Last week, Yadav had asked the Maoists, who became the largest party after the April election, to form the government within seven days. The deadline ends Tuesday.
If the former rebels’ effort to cobble a consensus government fails, they have said they intend to muster majority in the house or even failing that, try to push a minority government of their own.
However, should that too fail, the president might ask the anti-Maoist coalition of three other major parties to have a go at forming the new government.
This is the first time a Nepali dignitary has declined an invitation abroad on the ground that he is required at home.

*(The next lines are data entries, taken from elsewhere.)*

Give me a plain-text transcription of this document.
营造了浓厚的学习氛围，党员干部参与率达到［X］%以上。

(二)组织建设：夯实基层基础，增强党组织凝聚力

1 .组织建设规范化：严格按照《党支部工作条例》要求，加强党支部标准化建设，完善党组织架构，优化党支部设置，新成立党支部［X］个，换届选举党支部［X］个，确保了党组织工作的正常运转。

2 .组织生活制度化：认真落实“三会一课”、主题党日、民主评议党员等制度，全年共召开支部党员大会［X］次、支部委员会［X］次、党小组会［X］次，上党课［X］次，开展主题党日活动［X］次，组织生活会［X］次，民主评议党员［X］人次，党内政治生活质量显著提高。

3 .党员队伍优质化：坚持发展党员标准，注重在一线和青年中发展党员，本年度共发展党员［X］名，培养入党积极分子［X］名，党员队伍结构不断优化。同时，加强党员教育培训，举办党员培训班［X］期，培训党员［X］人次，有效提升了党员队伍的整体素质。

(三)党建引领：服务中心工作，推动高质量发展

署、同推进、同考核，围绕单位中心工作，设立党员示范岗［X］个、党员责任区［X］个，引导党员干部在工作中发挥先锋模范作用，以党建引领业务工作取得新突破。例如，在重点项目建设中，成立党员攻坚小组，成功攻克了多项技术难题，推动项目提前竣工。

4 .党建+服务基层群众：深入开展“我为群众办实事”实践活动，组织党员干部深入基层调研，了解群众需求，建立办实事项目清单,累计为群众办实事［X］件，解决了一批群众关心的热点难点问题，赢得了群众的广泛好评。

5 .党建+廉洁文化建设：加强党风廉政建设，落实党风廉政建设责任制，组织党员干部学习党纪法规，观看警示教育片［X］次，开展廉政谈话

In the past, the top political leaders have been known to abandon their stations at home even in the midst of dire crises to attend inconsequential junkets abroad.
The latest such controversy erupted in Nepal last week when caretaker Prime Minister Girija Prasad Koirala went to the 15th SAARC Summit in Colombo though his resignation had been accepted and the major parties were calling for the president to represent Nepal at the summit.
A section of Nepal’s media had been making much ado over the Olympic invitation, taking it for granted that Yadav would go.
It had been projected as China’s diplomatic triumph over India, which had been Koirala’s first destination abroad after he became prime minister three years ago.
Even Maoist chief Prachanda’s desire to visit Mao Zedong’s birthplace has been obstructed by the political impasse in Nepal and his party’s failure to form the new government.